Sammy Crockett was undergoing a heavy grooming with white embrocation at the hands of Sergeant Kentish when the landlord returned to Hewitt. “Does Danby know you’ve got him?” he asked. “How did you do it?”
“Danby doesn’t know yet, and with luck he won’t know till he sees Crockett running to-morrow. The man who has sold you is Steggles.”
“Steggles?”
“Steggles it is. At the very first, when Steggles rushed in to report Sammy Crockett missing, I suspected him. You didn’t, I suppose?”
“No. He’s always been considered a straight man, and he looked as startled as anybody.”
“Yes, I must say he acted it very well. But there was something suspicious in his story. What did he say? Crockett had remarked a chilliness, and asked for a sweater, which Steggles went to fetch. Now, just think. You understand these things. Would any trainer who knew his business (as Steggles does) have gone to bring out a sweater for his man to change for his jersey in the open air, at the very time the man was complaining of chilliness? Of course not. He would have taken his man indoors again and let him change there under shelter. Then supposing Steggles had really been surprised at missing Crockett, wouldn’t he have looked about, found the gate open, and told you it was open when he first came in? He said nothing of that—we found the gate open for ourselves. So that from the beginning I had a certain opinion of Steggles.”
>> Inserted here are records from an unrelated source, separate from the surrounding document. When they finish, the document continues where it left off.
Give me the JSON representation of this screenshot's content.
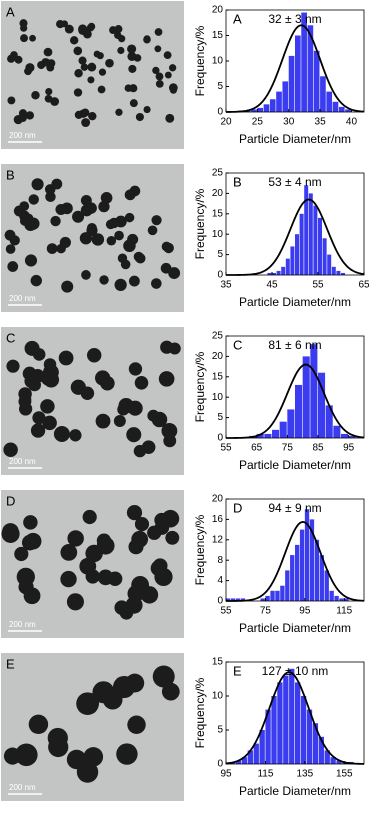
{
  "images": [
    {
      "label": "A",
      "scale": "200 nm"
    },
    {
      "label": "B",
      "scale": "200 nm"
    },
    {
      "label": "C",
      "scale": "200 nm"
    },
    {
      "label": "D",
      "scale": "200 nm"
    },
    {
      "label": "E",
      "scale": "200 nm"
    }
  ],
  "chart_data": [
    {
      "type": "histogram",
      "panel": "A",
      "annotation": "32 ± 3 nm",
      "xlabel": "Particle Diameter/nm",
      "ylabel": "Frequency/%",
      "color": "#3b3bf0",
      "bins": [
        22,
        23,
        24,
        25,
        26,
        27,
        28,
        29,
        30,
        31,
        32,
        33,
        34,
        35,
        36,
        37,
        38,
        39,
        40
      ],
      "counts": [
        0.3,
        0.3,
        0.5,
        0.8,
        1.5,
        2.5,
        4,
        6,
        11,
        15,
        19.5,
        17,
        12,
        7,
        4,
        2,
        1,
        0.5
      ],
      "fit": {
        "mean": 32,
        "sd": 3,
        "peak": 17
      },
      "xlim": [
        20,
        42
      ],
      "xticks": [
        20,
        25,
        30,
        35,
        40
      ],
      "ylim": [
        0,
        20
      ],
      "yticks": [
        0,
        5,
        10,
        15,
        20
      ]
    },
    {
      "type": "histogram",
      "panel": "B",
      "annotation": "53 ± 4 nm",
      "xlabel": "Particle Diameter/nm",
      "ylabel": "Frequency/%",
      "color": "#3b3bf0",
      "bins": [
        44,
        45,
        46,
        47,
        48,
        49,
        50,
        51,
        52,
        53,
        54,
        55,
        56,
        57,
        58,
        59,
        60,
        61
      ],
      "counts": [
        0.5,
        0.5,
        1,
        2,
        4,
        7,
        10,
        15,
        22,
        20,
        17,
        14,
        9,
        5,
        2,
        1,
        0.5
      ],
      "fit": {
        "mean": 53,
        "sd": 4,
        "peak": 18.5
      },
      "xlim": [
        35,
        65
      ],
      "xticks": [
        35,
        45,
        55,
        65
      ],
      "ylim": [
        0,
        25
      ],
      "yticks": [
        0,
        5,
        10,
        15,
        20,
        25
      ]
    },
    {
      "type": "histogram",
      "panel": "C",
      "annotation": "81 ± 6 nm",
      "xlabel": "Particle Diameter/nm",
      "ylabel": "Frequency/%",
      "color": "#3b3bf0",
      "bins": [
        62.5,
        65,
        67.5,
        70,
        72.5,
        75,
        77.5,
        80,
        82.5,
        85,
        87.5,
        90,
        92.5,
        95,
        97.5
      ],
      "counts": [
        0.5,
        1,
        1,
        2,
        4,
        7,
        13,
        20,
        23,
        16,
        8,
        3,
        1,
        0.5
      ],
      "fit": {
        "mean": 81,
        "sd": 6,
        "peak": 18
      },
      "xlim": [
        55,
        100
      ],
      "xticks": [
        55,
        65,
        75,
        85,
        95
      ],
      "ylim": [
        0,
        25
      ],
      "yticks": [
        0,
        5,
        10,
        15,
        20,
        25
      ]
    },
    {
      "type": "histogram",
      "panel": "D",
      "annotation": "94 ± 9 nm",
      "xlabel": "Particle Diameter/nm",
      "ylabel": "Frequency/%",
      "color": "#3b3bf0",
      "bins": [
        55,
        57.5,
        60,
        62.5,
        65,
        67.5,
        70,
        72.5,
        75,
        77.5,
        80,
        82.5,
        85,
        87.5,
        90,
        92.5,
        95,
        97.5,
        100,
        102.5,
        105,
        107.5,
        110,
        112.5,
        115,
        117.5
      ],
      "counts": [
        0.5,
        0.5,
        0.5,
        0.5,
        0,
        0,
        0,
        0.5,
        1,
        2,
        2,
        3,
        6,
        9,
        11,
        14,
        18,
        16,
        12,
        9,
        6,
        2,
        1,
        0.5,
        0.5
      ],
      "fit": {
        "mean": 94,
        "sd": 9,
        "peak": 15.5
      },
      "xlim": [
        55,
        125
      ],
      "xticks": [
        55,
        75,
        95,
        115
      ],
      "ylim": [
        0,
        20
      ],
      "yticks": [
        0,
        4,
        8,
        12,
        16,
        20
      ]
    },
    {
      "type": "histogram",
      "panel": "E",
      "annotation": "127 ± 10 nm",
      "xlabel": "Particle Diameter/nm",
      "ylabel": "Frequency/%",
      "color": "#3b3bf0",
      "bins": [
        97,
        100,
        103,
        106,
        109,
        112,
        115,
        118,
        121,
        124,
        127,
        130,
        133,
        136,
        139,
        142,
        145,
        148,
        151,
        154,
        157,
        160
      ],
      "counts": [
        0.3,
        0.5,
        1,
        2,
        3,
        5,
        8,
        10,
        12,
        13,
        14,
        12,
        10,
        8,
        6,
        4,
        2,
        1,
        0.5,
        0.3,
        0.3
      ],
      "fit": {
        "mean": 127,
        "sd": 10,
        "peak": 13.5
      },
      "xlim": [
        95,
        165
      ],
      "xticks": [
        95,
        115,
        135,
        155
      ],
      "ylim": [
        0,
        15
      ],
      "yticks": [
        0,
        5,
        10,
        15
      ]
    }
  ]
}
“What you say seems pretty plain now, although it didn’t strike me at the time. But, if Steggles was selling us, why couldn’t he have drugged the lad? That would have been a deal simpler.”
“Because Steggles is a good trainer, and has a certain reputation to keep up. It would have done him no good to have had a runner drugged while under his care; certainly it would have cooked his goose with you. It was much the safer thing to connive at kidnapping. That put all the active work into other hands, and left him safe, even if the trick failed. Now, you remember that we traced the prints of Crockett’s spiked shoes to within a couple of yards from the fence, and that there they ceased suddenly?”
“Yes. You said it looked as though he had flown up into the air; and so it did.”
“But I was sure that it was by that gate that Crockett had left, and by no other. He couldn’t have got through the house without being seen, and there was no other way—let alone the evidence of the unbolted gate. Therefore, as the footprints ceased where they did, and were not repeated anywhere in the lane, I knew that he had taken his spiked shoes off—probably changed them for something else, because a runner anxious as to his chances would never risk walking on bare feet, with a chance of cutting them. Ordinary, broad, smooth-soled slippers would leave no impression on the coarse cinders bordering the track, and nothing short of spiked shoes would leave a mark on the hard path in the lane behind. The spike-tracks were leading, not directly toward the door, but in the direction of the fence, when they stopped; somebody had handed, or thrown, the slippers over the fence, and he had changed them on the spot. The enemy had calculated upon the spikes leaving a track in the lane that might lead us in our search, and had arranged accordingly.